Fillon a aussi bénéficié du système des ristournes

Le 28 janvier dernier, Mediapart révélait que Fillon aurait lui aussi bénéficié de ces fonds : « les sommes siphonnées entre 2005 et 2007 par l’actuel candidat LR à la présidentielle ne dépassent sans doute pas les 25.000 € mais les juges d’instruction ont d’ores et déjà estimé que le stratagème utilisé pouvait relever d’une infraction pénale », affirmait le média d’investigation parisien, marqué à gauche, qui ajoutait que « son cas ne fait pas l’objet d’investigations », les juges d’instruction s’étant limités à la période postérieure à 2009.

Le 4 février, Mediapart enfonçait le clou en publiant un talon de chèque datant de 2006 et émis par l’URS, pour un montant de 3205 euros et 41 centimes, ainsi qu’un chèque non daté, lui aussi émis par l’URS à l’intention de M. Fillon, de 3221 euros et 73 centimes. « Un seul détail pourrait clocher : le chèque n’est pas daté. En réalité, c’est le cas pour l’ensemble des chèques signés au nom de François Fillon, qui exigeait souplesse et discrétion », remarque Mediapart.

Retailleau : un Monsieur propre sale ?

Bruno Retailleau quant à lui n’a jamais admis avoir reçu de ristournes, et même « a servi un joli récit à la presse.

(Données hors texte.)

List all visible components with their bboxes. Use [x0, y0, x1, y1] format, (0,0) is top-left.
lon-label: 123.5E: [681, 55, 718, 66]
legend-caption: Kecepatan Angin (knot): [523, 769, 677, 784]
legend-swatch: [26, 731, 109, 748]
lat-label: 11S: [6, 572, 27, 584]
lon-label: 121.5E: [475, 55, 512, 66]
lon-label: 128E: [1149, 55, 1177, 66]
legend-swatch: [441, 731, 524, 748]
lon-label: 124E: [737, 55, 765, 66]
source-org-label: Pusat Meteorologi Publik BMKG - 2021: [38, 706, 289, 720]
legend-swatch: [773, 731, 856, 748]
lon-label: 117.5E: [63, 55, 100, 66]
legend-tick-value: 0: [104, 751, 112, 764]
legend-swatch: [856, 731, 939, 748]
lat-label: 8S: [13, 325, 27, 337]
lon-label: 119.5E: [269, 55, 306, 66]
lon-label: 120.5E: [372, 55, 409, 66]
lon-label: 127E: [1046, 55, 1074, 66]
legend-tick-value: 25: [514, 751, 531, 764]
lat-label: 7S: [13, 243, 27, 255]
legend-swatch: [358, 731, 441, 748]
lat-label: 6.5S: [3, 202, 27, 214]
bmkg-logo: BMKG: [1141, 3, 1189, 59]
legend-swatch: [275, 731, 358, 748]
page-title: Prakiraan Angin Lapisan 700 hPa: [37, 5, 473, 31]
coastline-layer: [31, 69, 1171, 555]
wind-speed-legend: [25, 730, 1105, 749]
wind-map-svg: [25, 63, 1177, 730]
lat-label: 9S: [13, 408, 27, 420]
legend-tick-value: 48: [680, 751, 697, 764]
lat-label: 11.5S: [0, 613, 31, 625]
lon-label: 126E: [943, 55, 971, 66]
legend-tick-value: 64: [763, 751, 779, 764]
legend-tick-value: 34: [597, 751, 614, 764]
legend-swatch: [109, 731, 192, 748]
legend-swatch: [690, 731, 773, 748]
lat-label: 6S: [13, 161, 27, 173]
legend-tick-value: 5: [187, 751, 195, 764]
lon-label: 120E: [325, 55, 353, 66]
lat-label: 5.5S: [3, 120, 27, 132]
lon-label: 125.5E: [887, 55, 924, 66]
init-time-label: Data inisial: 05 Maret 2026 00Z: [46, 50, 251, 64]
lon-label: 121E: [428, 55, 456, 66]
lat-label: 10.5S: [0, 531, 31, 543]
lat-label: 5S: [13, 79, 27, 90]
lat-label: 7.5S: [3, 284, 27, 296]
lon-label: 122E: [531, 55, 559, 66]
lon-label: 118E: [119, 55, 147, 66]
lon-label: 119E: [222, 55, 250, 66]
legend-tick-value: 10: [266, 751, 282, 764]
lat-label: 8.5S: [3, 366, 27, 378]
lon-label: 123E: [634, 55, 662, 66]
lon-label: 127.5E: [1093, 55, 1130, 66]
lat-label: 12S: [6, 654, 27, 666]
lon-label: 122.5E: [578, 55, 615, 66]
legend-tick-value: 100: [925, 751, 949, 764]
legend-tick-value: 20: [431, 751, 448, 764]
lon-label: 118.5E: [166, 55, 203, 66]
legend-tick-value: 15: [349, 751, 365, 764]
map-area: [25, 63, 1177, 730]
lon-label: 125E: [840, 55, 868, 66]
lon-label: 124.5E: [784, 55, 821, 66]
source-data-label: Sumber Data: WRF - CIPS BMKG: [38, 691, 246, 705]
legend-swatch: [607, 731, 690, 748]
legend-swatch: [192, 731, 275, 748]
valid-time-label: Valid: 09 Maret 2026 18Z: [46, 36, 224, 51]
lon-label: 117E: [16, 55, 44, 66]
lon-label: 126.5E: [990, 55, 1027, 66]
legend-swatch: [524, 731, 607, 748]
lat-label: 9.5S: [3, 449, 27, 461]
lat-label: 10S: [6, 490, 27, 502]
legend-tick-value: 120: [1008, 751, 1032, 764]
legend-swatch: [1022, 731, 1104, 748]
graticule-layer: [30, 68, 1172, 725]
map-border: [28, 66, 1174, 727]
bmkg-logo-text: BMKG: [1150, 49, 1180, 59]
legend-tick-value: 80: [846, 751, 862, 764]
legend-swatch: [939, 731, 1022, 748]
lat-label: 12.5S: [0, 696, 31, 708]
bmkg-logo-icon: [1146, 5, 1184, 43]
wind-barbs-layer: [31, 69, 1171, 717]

Celui d’un patron de groupe qui a fait le ménage, lancé un audit, recruté un expert-comptable, publié des comptes pour la première fois dans l’Histoire du Sénat etc. », remarque Mediapart, qui révèle que la réalité est toute autre.

Le journal parisien s’appuie sur la comptabilité occulte du groupe saisie par les deux juges d’instruction. « D’après certains de ces tableaux », que le journal a récupéré, « Bruno Retailleau s’est inscrit dans ce système dès qu’il est arrivé à l’UMP début 2012, et pendant huit mois au minimum. Il a ainsi récupéré plusieurs milliers d’euros ». Son nom est accompagné de la mention « remboursement de frais », et du montant de 3029.36 €. D’après Mediapart, « il semble en effet que le versement de ristournes ait pu être maquillé, s’agissant des élus les plus récents, derrière un remboursement de frais de restaurant, de fleurs etc. ».

Sur son compte Twitter, Bruno Retailleau a démenti « fermement les pseudo-révélations de Mediapart » et affirme qu’il n’a « jamais bénéficié d’un quelconque avantage illégal ». Dans un entretien ancien qu’il avait eu avec Mediapart et que le journal diffuse aujourd’hui, il est moins catégorique. Fin 2011 ou début 2012 « on m’avait indiqué que le groupe pouvait me soutenir sur mon activité. J’ai présenté des factures d’impression pour le journal que j’envoie aux grands électeurs, des gerbes, du matériel informatique », reconnaissait-il alors. Pourtant, logiquement, ces dépenses sont couvertes par la « dotation micro-informatique » que chaque élu reçoit du Sénat et par l’IRFM.

Autre question qui reste ouverte : les pièces publiées par Mediapart sont logiquement soumises au secret de l’instruction, puisqu’elles ont été saisies dans le cadre d’une enquête en cours. De quoi apporter de l’eau au moulin des supporters de Fillon qui crient à l’instrumentalisation de la justice à des fins politiques.